Aspek pertama berupaya mengkaji konsep pembangunan di bidang politik, budaya, ekonomi dll seraya menilainya secara rasional. Aspek kedua melihat aplikasi pernyataan atau pemikiran dalam realitas. Sementara, aspek ketiga melihat pada dampaknya bagi kehidupan masyarakat.

Selain itu, pembacaan karakter juga penting. Pembacaan karakter yang dimaksud adalah penelusuran kepribadian baik di ruang depan maupun ruang belakang yang tak dapat dipisahkan satu sama lain.

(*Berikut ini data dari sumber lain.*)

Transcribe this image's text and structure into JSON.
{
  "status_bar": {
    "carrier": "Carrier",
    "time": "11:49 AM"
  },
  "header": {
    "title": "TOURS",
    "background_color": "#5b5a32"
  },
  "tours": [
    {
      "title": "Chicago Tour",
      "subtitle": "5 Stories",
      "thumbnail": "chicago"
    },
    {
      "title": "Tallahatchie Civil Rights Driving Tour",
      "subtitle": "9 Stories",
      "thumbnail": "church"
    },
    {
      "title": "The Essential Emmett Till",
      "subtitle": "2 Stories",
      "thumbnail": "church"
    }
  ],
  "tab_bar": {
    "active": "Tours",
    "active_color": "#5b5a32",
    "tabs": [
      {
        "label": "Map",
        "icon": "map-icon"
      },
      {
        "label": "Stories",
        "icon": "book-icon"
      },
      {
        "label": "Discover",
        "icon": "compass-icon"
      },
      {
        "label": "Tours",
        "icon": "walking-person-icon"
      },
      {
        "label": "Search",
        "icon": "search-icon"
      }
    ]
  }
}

Ruang depan bisa dilihat dari sikap kepemimpinan masing-masing terutama ketika menghadapi berbagai persoalan krisis sosial (sesuai lingkup pergaulan masing-masing) serta cara mengatasinya. Demikian pula di ruang belakang di mana personality terwujud dalam kebiasaan dan sikap yang kurang formal. Tentunya, pengujian pandangan dan pembacaan karakter tersebut harus dikontekstualisasikan dengan persoalan dan kebutuhan masyarakat secara keseluruhan.

Advertisement

Melalui cara itu diharapkan masyarakat tidak lagi memilih kucing dalam karung di setiap momen pemilu. Kehendak politik tiap calon eksekutif maupun legislatif dibaca dan diuji lebih cermat sehingga nantinya benar-benar sesuai harapan bersama.